To paddle a canoe on a calm stream denotes perfect confidence in one’s own ability to conduct profitable business. This is part of the folklore of canoe symbolism.
And it is in the hull of the perfectly crafted vessel, of birch bark and spruce, held together by sap and gum, that one sees the wisdom that inspires toward resolution or containment, toward futuristic posturing amid the calmest waters.
I hated canoeing when I was a girl. Too much work and the river bored me. I far prefered windsurfing or waterskiing or learning to sail on Lake Pokegama, where there was virtually no breeze.
And it’s not now that I will push off from the sandbar and paddle my way downstream or up. I’d still far prefer the quixotic excitement of a constant kayak paddling in windy bay waters or the firm breeze of a long careful sail under bright sun.

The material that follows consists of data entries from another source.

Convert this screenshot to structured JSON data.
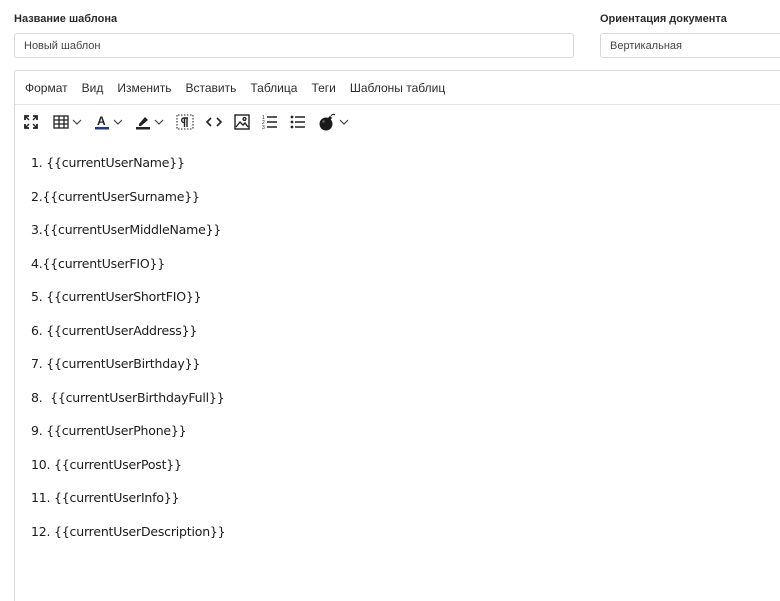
{
  "template_name": {
    "label": "Название шаблона",
    "value": "Новый шаблон"
  },
  "orientation": {
    "label": "Ориентация документа",
    "value": "Вертикальная"
  },
  "menu": [
    "Формат",
    "Вид",
    "Изменить",
    "Вставить",
    "Таблица",
    "Теги",
    "Шаблоны таблиц"
  ],
  "toolbar_icons": [
    "fullscreen-icon",
    "table-icon",
    "text-color-icon",
    "highlight-icon",
    "paragraph-marks-icon",
    "source-code-icon",
    "image-icon",
    "numbered-list-icon",
    "bullet-list-icon",
    "bomb-icon"
  ],
  "content_lines": [
    "1. {{currentUserName}}",
    "2.{{currentUserSurname}}",
    "3.{{currentUserMiddleName}}",
    "4.{{currentUserFIO}}",
    "5. {{currentUserShortFIO}}",
    "6. {{currentUserAddress}}",
    "7. {{currentUserBirthday}}",
    "8.  {{currentUserBirthdayFull}}",
    "9. {{currentUserPhone}}",
    "10. {{currentUserPost}}",
    "11. {{currentUserInfo}}",
    "12. {{currentUserDescription}}"
  ],
  "colors": {
    "border": "#d5d8dc",
    "text": "#222222",
    "text_color_bar": "#1f3a8a"
  }
}
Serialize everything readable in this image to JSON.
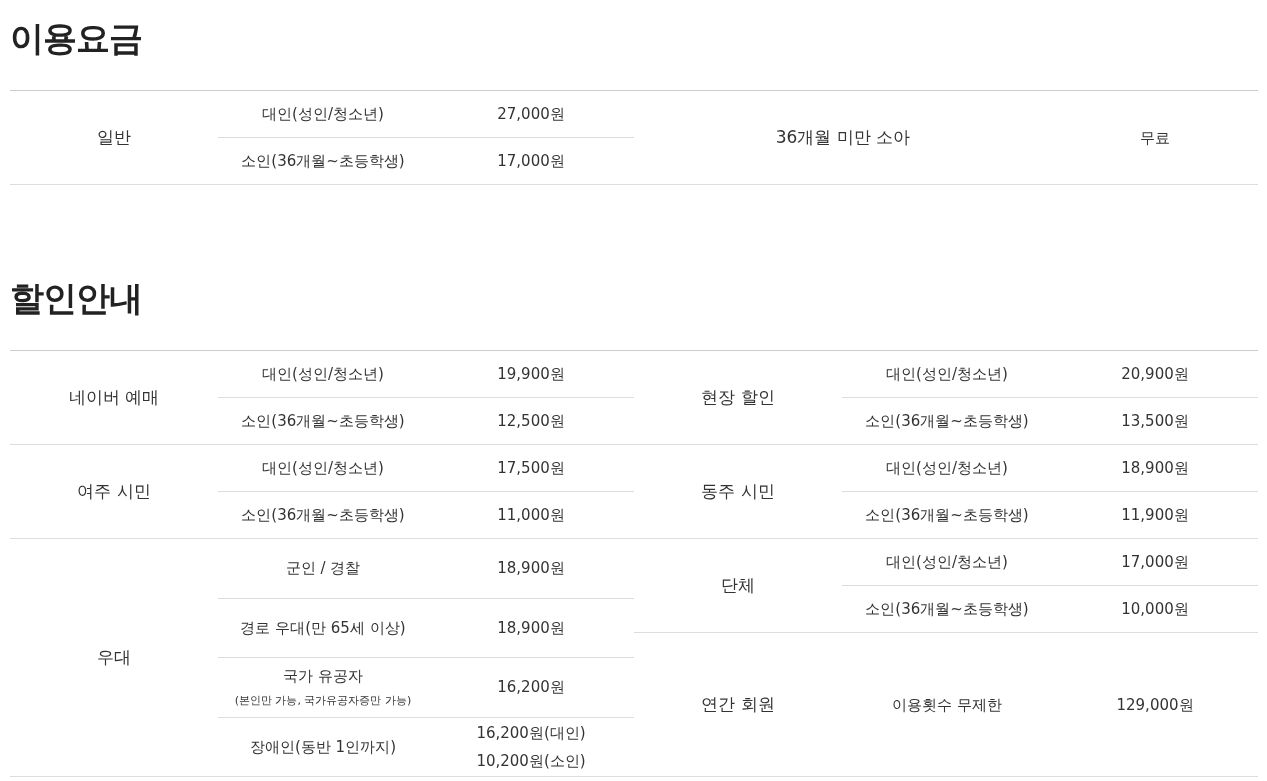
{
  "sections": [
    {
      "title": "이용요금",
      "left": [
        {
          "label": "일반",
          "items": [
            {
              "type": "대인(성인/청소년)",
              "price": "27,000원"
            },
            {
              "type": "소인(36개월~초등학생)",
              "price": "17,000원"
            }
          ]
        }
      ],
      "right": [
        {
          "label": "36개월 미만 소아",
          "kind": "wide",
          "items": [
            {
              "price": "무료"
            }
          ]
        }
      ]
    },
    {
      "title": "할인안내",
      "left": [
        {
          "label": "네이버 예매",
          "items": [
            {
              "type": "대인(성인/청소년)",
              "price": "19,900원"
            },
            {
              "type": "소인(36개월~초등학생)",
              "price": "12,500원"
            }
          ]
        },
        {
          "label": "여주 시민",
          "items": [
            {
              "type": "대인(성인/청소년)",
              "price": "17,500원"
            },
            {
              "type": "소인(36개월~초등학생)",
              "price": "11,000원"
            }
          ]
        },
        {
          "label": "우대",
          "items": [
            {
              "type": "군인 / 경찰",
              "price": "18,900원"
            },
            {
              "type": "경로 우대(만 65세 이상)",
              "price": "18,900원"
            },
            {
              "type": "국가 유공자",
              "note": "(본인만 가능, 국가유공자증만 가능)",
              "price": "16,200원"
            },
            {
              "type": "장애인(동반 1인까지)",
              "prices": [
                "16,200원(대인)",
                "10,200원(소인)"
              ]
            }
          ]
        }
      ],
      "right": [
        {
          "label": "현장 할인",
          "items": [
            {
              "type": "대인(성인/청소년)",
              "price": "20,900원"
            },
            {
              "type": "소인(36개월~초등학생)",
              "price": "13,500원"
            }
          ]
        },
        {
          "label": "동주 시민",
          "items": [
            {
              "type": "대인(성인/청소년)",
              "price": "18,900원"
            },
            {
              "type": "소인(36개월~초등학생)",
              "price": "11,900원"
            }
          ]
        },
        {
          "label": "단체",
          "items": [
            {
              "type": "대인(성인/청소년)",
              "price": "17,000원"
            },
            {
              "type": "소인(36개월~초등학생)",
              "price": "10,000원"
            }
          ]
        },
        {
          "label": "연간 회원",
          "items": [
            {
              "type": "이용횟수 무제한",
              "price": "129,000원"
            }
          ]
        }
      ]
    }
  ]
}
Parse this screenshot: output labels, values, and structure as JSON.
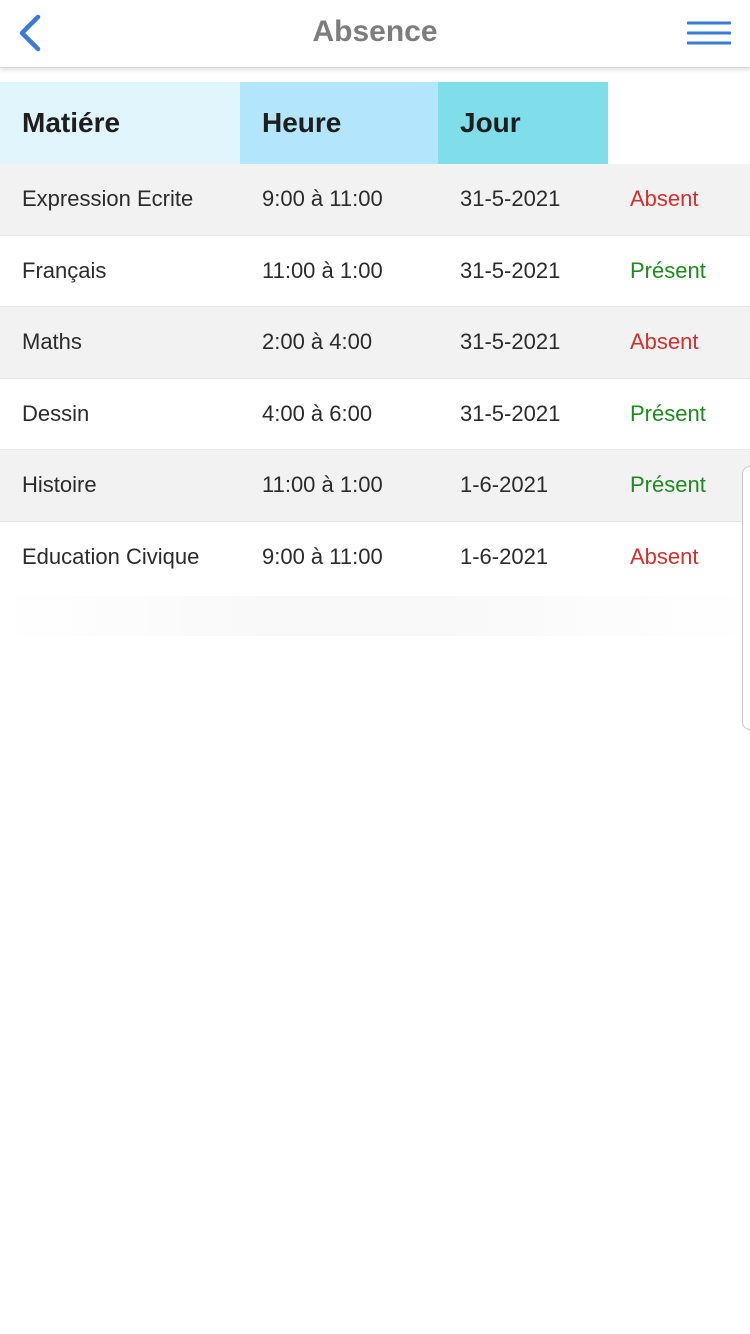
{
  "header": {
    "title": "Absence",
    "back_icon": "chevron-left-icon",
    "menu_icon": "hamburger-menu-icon",
    "accent_color": "#3a7bd5"
  },
  "table": {
    "columns": [
      "Matiére",
      "Heure",
      "Jour",
      ""
    ],
    "rows": [
      {
        "subject": "Expression Ecrite",
        "time": "9:00 à 11:00",
        "day": "31-5-2021",
        "status": "Absent"
      },
      {
        "subject": "Français",
        "time": "11:00 à 1:00",
        "day": "31-5-2021",
        "status": "Présent"
      },
      {
        "subject": "Maths",
        "time": "2:00 à 4:00",
        "day": "31-5-2021",
        "status": "Absent"
      },
      {
        "subject": "Dessin",
        "time": "4:00 à 6:00",
        "day": "31-5-2021",
        "status": "Présent"
      },
      {
        "subject": "Histoire",
        "time": "11:00 à 1:00",
        "day": "1-6-2021",
        "status": "Présent"
      },
      {
        "subject": "Education Civique",
        "time": "9:00 à 11:00",
        "day": "1-6-2021",
        "status": "Absent"
      }
    ]
  },
  "colors": {
    "absent": "#d32f2f",
    "present": "#1f8a1f",
    "header_col1": "#e1f5fd",
    "header_col2": "#b3e5fc",
    "header_col3": "#80deea"
  }
}
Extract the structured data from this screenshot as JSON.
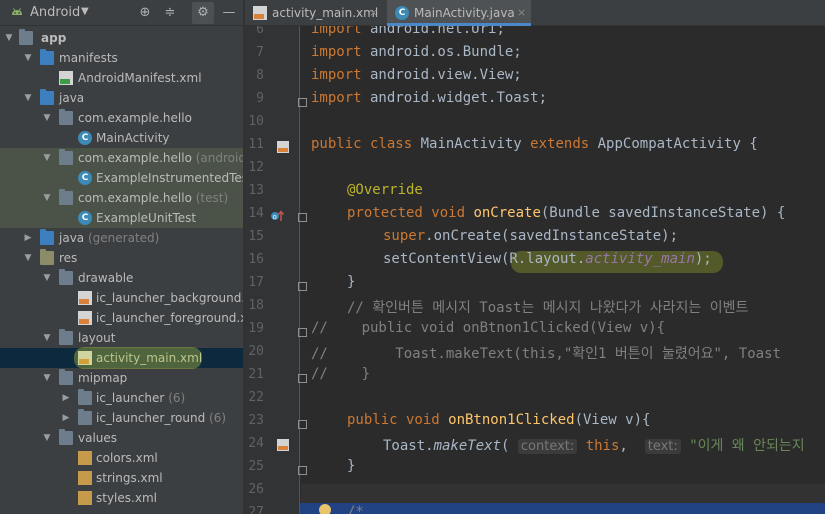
{
  "project_panel": {
    "view_label": "Android",
    "tree": [
      {
        "label": "app",
        "suffix": ""
      },
      {
        "label": "manifests",
        "suffix": ""
      },
      {
        "label": "AndroidManifest.xml",
        "suffix": ""
      },
      {
        "label": "java",
        "suffix": ""
      },
      {
        "label": "com.example.hello",
        "suffix": ""
      },
      {
        "label": "MainActivity",
        "suffix": ""
      },
      {
        "label": "com.example.hello",
        "suffix": "(androidTest)"
      },
      {
        "label": "ExampleInstrumentedTest",
        "suffix": ""
      },
      {
        "label": "com.example.hello",
        "suffix": "(test)"
      },
      {
        "label": "ExampleUnitTest",
        "suffix": ""
      },
      {
        "label": "java",
        "suffix": "(generated)"
      },
      {
        "label": "res",
        "suffix": ""
      },
      {
        "label": "drawable",
        "suffix": ""
      },
      {
        "label": "ic_launcher_background.xml",
        "suffix": ""
      },
      {
        "label": "ic_launcher_foreground.xml",
        "suffix": ""
      },
      {
        "label": "layout",
        "suffix": ""
      },
      {
        "label": "activity_main.xml",
        "suffix": ""
      },
      {
        "label": "mipmap",
        "suffix": ""
      },
      {
        "label": "ic_launcher",
        "suffix": "(6)"
      },
      {
        "label": "ic_launcher_round",
        "suffix": "(6)"
      },
      {
        "label": "values",
        "suffix": ""
      },
      {
        "label": "colors.xml",
        "suffix": ""
      },
      {
        "label": "strings.xml",
        "suffix": ""
      },
      {
        "label": "styles.xml",
        "suffix": ""
      }
    ]
  },
  "tabs": [
    {
      "label": "activity_main.xml",
      "close": "×"
    },
    {
      "label": "MainActivity.java",
      "close": "×"
    }
  ],
  "editor": {
    "line_numbers": [
      "6",
      "7",
      "8",
      "9",
      "10",
      "11",
      "12",
      "13",
      "14",
      "15",
      "16",
      "17",
      "18",
      "19",
      "20",
      "21",
      "22",
      "23",
      "24",
      "25",
      "26",
      "27"
    ],
    "lines": {
      "l6_kw": "import",
      "l6_rest": " android.net.Uri;",
      "l7_kw": "import",
      "l7_rest": " android.os.Bundle;",
      "l8_kw": "import",
      "l8_rest": " android.view.View;",
      "l9_kw": "import",
      "l9_rest": " android.widget.Toast;",
      "l11_kw1": "public class",
      "l11_name": " MainActivity ",
      "l11_kw2": "extends",
      "l11_rest": " AppCompatActivity {",
      "l13_ann": "@Override",
      "l14_kw": "protected void",
      "l14_fn": " onCreate",
      "l14_rest": "(Bundle savedInstanceState) {",
      "l15_kw": "super",
      "l15_rest": ".onCreate(savedInstanceState);",
      "l16_a": "setContentView(R.layout.",
      "l16_fld": "activity_main",
      "l16_b": ");",
      "l17": "}",
      "l18": "// 확인버튼 메시지 Toast는 메시지 나왔다가 사라지는 이벤트",
      "l19": "//    public void onBtnon1Clicked(View v){",
      "l20": "//        Toast.makeText(this,\"확인1 버튼이 눌렸어요\", Toast",
      "l21": "//    }",
      "l23_kw": "public void",
      "l23_fn": " onBtnon1Clicked",
      "l23_rest": "(View v){",
      "l24_a": "Toast.",
      "l24_it": "makeText",
      "l24_b": "( ",
      "l24_hint1": "context:",
      "l24_kw": " this",
      "l24_c": ",  ",
      "l24_hint2": "text:",
      "l24_str": " \"이게 왜 안되는지",
      "l25": "}",
      "l27": "/*"
    }
  }
}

But it is the canoe which calls to me in its symbolic reference to freedom and exploration, to uncharted discovery along tree-lined banks and even in storms.
It is the symbol of military, of migration, of trade relations built over time and conversation. A canoe paddle’s cadence on the meandering waters of a stream or a lake, the need to hoist it overhead and portage from waterline to waterline, the logic imposed by early canoe routes.
All of this, it’s a simple understanding of the formation of place and presence. Of borders determined not in arbitrary lines but in deliberate examination of the benefits of both sides. The canoe conveys a sense of wilderness and past success, a symbol of navigation, of alliance, of grandure, of expansion and frontier.
My moorings fastened, my dawn broken, the air kissing cool in the dew, the canoe turns over to rest on the banks and I stretch my arms toward the sky.